In the history of our telecoms world, there is an enjoyable tendency to get over-excited about something new, then forget about it and focus on the next 'something new'. And then, a few years later, let the world catch up and hey-presto... that promised 'something new' finally happens, to dramatically change the world, but without too much fan-fare

I was at the Mobile World Congress in 2007 the year after iPhone launched, and remember the buzz around 'Mobile TV'. I remember the quirky Japanese phones with screens that rotated on their unwieldy soap bar handsets to show video in landscape mode.

There was an expectation that, with the advent of 3G, video and TV services would launch across the mobile carrier world and be the next big growth driver for data usage. Vodafone duly launched video-calling and showed at least one Cricket test series on their free trial of mobile TV. 3 Months later the trial had ended with no commercial proposition resulting. 2007 happened to be the year that Netflix began it's streaming service and began it's move away from posting DVDs to the public.

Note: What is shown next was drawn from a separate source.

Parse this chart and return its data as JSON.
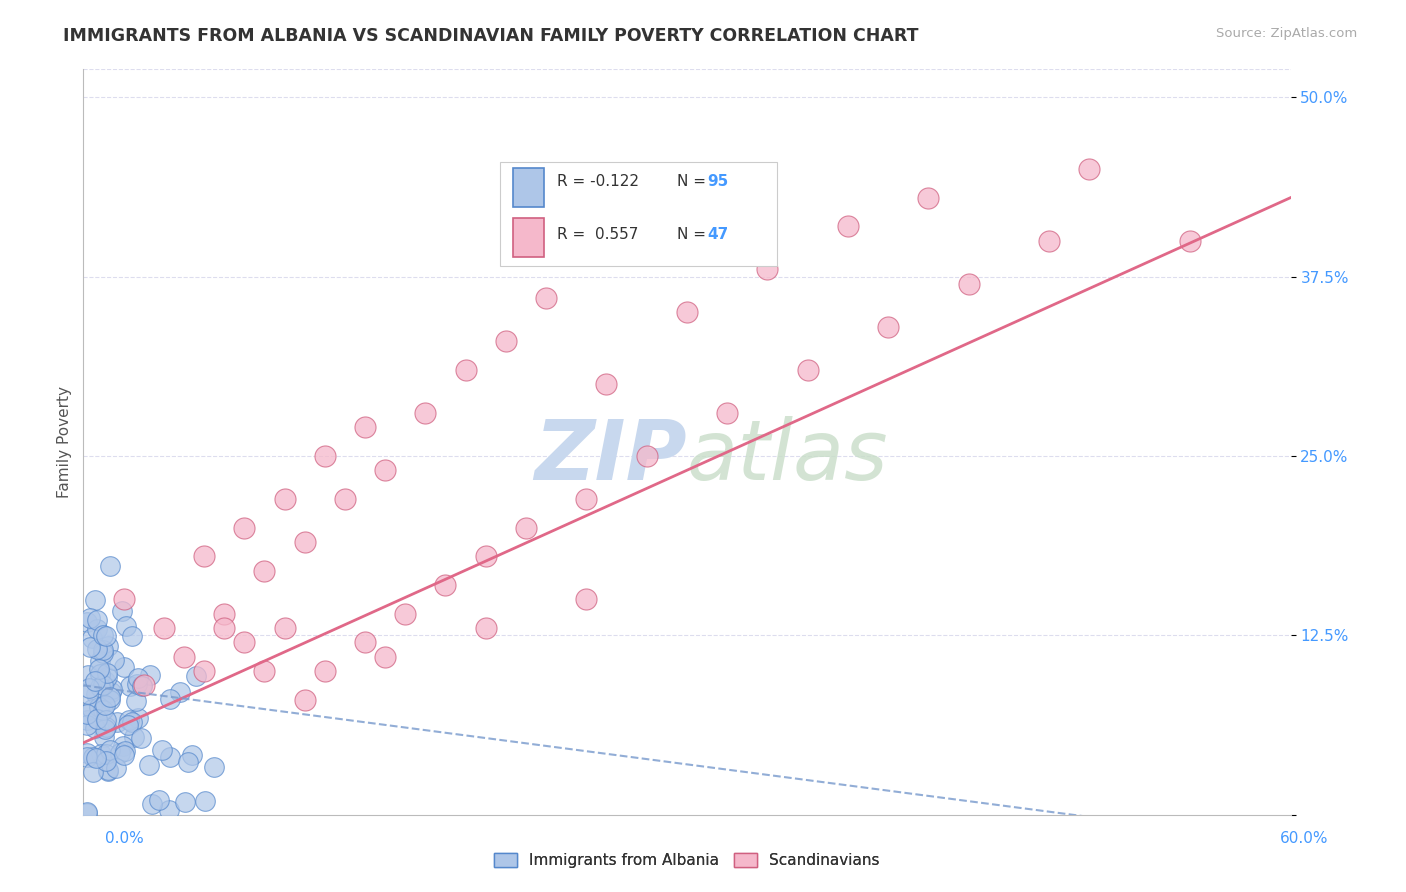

Cut forward 9 years, through 4G, fibre-optic, wifi-n, and we arrived at the mobile-video-enabled Rio 2016 Olympic Games. Almost half of all content streams from Rio 2016 were made to mobile devices.

This dramatic change of behaviour is what we expected in 2008. It just took a little while to get there. To go from a failed mobile TV pilot to this point, where mobile video is something that not-just-millenials have wholeheartedly adopted, indicates what the future may hold for IOT.

IOT is best when the customers don't notice it's there. "Any sufficiently advanced technology is indistinguishable from magic." So said Arthur C Clarke. And this is where IOT is the magic.

These tiny embedded sensors that track your movement and heart beat, and share them with your smartphone. The SatNav in your car which shows live traffic information. The thermostat that warms your house when it sees that you're coming home. All happening magically without us having to think about it.

So the IOT revolution will happen not with a fan-fare, but with a billion high-frequency whispers. And before you know it, everything will be connected, and the 'everythings' will be making your life that little bit better.